En début de semaine dernière, suite à plusieurs actes de violence, les enseignants de Contout et Michotte organisaient un rassemblement sur le parking pour interpeller les pouvoirs publics (photo d'archives)
Une réunion relative aux violences scolaires se tient ce matin en préfecture. Il y sera surtout question de répression. On devrait donc y parler assez peu de prévention, une question pourtant au coeur des préoccupations (1) .
La réunion d'aujourd'hui sur les violences scolaires a en partie été décidée suite aux événements des dernières semaines aux abords du collège Auxence-Contout et du lycée Michotte à Cayenne (lire nos précédentes éditions).
Interrogé sur le sujet, Alain Pochard, le principal du collège, se dit opposé à une présence policière importante à la sortie des cours. Pour lui, les solutions sont à chercher ailleurs, dans la prévention des risques.
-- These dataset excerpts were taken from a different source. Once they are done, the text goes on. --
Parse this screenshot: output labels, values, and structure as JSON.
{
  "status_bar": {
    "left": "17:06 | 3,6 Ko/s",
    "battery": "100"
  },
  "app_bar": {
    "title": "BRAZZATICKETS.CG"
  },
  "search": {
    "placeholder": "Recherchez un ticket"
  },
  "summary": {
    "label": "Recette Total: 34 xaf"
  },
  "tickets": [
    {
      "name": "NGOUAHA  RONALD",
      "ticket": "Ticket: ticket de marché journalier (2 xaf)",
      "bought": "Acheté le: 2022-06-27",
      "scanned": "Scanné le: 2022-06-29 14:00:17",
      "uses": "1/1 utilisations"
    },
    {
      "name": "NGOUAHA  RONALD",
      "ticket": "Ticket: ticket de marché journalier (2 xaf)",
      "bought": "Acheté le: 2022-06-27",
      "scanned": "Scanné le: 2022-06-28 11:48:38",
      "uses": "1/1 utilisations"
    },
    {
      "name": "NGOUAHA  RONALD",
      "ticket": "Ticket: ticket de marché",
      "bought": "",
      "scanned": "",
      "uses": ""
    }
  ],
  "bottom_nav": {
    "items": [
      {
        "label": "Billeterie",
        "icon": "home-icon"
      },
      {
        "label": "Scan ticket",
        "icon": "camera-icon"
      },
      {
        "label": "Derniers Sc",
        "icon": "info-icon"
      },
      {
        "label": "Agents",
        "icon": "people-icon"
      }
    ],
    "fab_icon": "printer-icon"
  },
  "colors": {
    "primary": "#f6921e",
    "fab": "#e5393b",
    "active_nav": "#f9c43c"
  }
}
Selon le chef d'établissement, la configuration des lieux joue un rôle important : « Nous sommes sur une grande avenue (l'avenue de la République) avec beaucoup de passages. Nous avons un parking tout en longueur où se croisent piétons, cyclistes, scooters et voitures, cela crée le risque. » Selon le chef d'établissement, un réaménagement des lieux pourrait peut-être diminuer les risques de violences. Il a d'ailleurs interpellé les pouvoirs publics sur ce sujet et se dit plutôt confiant : « on aura des réponses » .
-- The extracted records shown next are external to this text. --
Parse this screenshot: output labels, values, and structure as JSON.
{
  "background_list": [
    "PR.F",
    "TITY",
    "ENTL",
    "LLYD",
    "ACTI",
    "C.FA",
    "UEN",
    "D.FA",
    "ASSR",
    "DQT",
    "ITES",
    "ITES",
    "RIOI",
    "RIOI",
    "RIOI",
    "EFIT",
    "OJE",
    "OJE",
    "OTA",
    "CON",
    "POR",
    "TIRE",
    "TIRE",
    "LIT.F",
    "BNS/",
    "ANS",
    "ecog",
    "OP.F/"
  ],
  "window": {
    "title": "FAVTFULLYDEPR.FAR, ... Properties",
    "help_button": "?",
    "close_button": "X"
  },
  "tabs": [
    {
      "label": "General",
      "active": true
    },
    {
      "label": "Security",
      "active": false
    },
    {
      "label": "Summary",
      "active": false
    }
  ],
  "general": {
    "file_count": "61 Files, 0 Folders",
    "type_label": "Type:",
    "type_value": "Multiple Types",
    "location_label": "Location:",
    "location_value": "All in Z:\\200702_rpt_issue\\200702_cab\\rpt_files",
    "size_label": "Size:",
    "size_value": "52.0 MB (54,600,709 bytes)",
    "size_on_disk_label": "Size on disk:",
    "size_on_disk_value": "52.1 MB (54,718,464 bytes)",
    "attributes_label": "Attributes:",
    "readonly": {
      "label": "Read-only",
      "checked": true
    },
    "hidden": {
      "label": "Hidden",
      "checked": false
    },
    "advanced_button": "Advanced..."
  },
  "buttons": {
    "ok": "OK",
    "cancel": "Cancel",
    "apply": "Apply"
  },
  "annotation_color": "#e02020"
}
Ce réaménagement, Christian Porthos, vice-président du Conseil général chargé de l'éducation et donc des collèges, n'y est pas forcément favorable. « Que pouvons-nous faire comme aménagement ? Je suppose que nous avons fait tout ce qu'il fallait, je ne vois pas trop ce qu'on peut apporter de plus. Nous n'allons pas transformer les collèges en prison. »
L'ORIGINE DU MAL
Mais la prévention, c'est aussi, et avant tout, identifier les origines de cette violence. Là-dessus, le principal comme le conseiller général s'accordent pour évoquer des causes « sociétales » . « Cela vient d'abord de la manière dont les enfants perçoivent la violence, comment ils l'ont appris au sein de la famille, estime Alain Pochard. Il y a tout un travail à faire en famille et cela, ce n'est pas le rôle de l'école. »
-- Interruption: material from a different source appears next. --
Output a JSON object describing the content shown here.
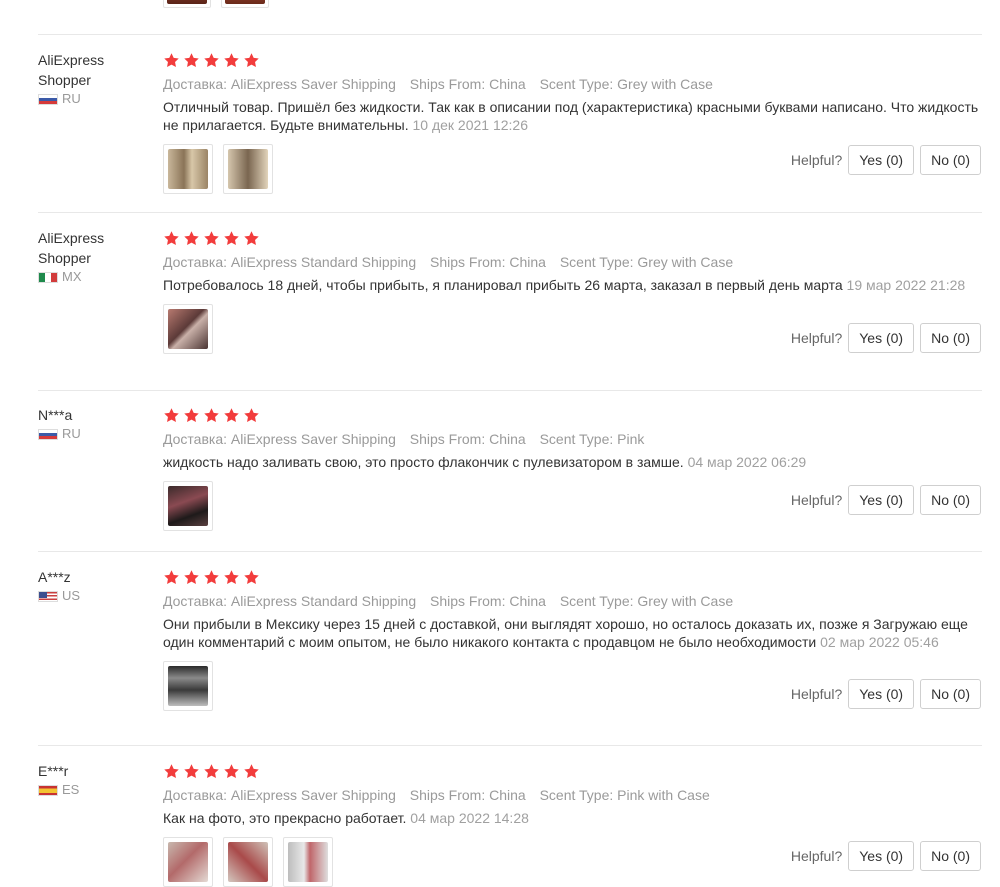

Christian Porthos, lui, n'hésite pas à mettre aussi en cause la nature même de l'enseignement. Il cite pêle-mêle les programmes, les méthodes pédagogiques et les rythmes scolaires qui ne seraient pas adaptés aux réalités locales. Il regrette aussi le turn-over important des enseignants et le manque de psychologues, d'assistantes sociales et d'infirmières scolaires. Autant d'éléments qui mèneraient, selon lui, à l'échec scolaire et, par effet boule-de-neige, à la violence. « Nous sommes tous responsables. À nous de mettre en place une grande réflexion au sein de la société » , conclut l'élu.
(1) Participeront à cette réunion, autour du préfet, le recteur, le commandant de gendarmerie, le directeur de la sécurité publique, la PJJ et le Sdig (ex-RG).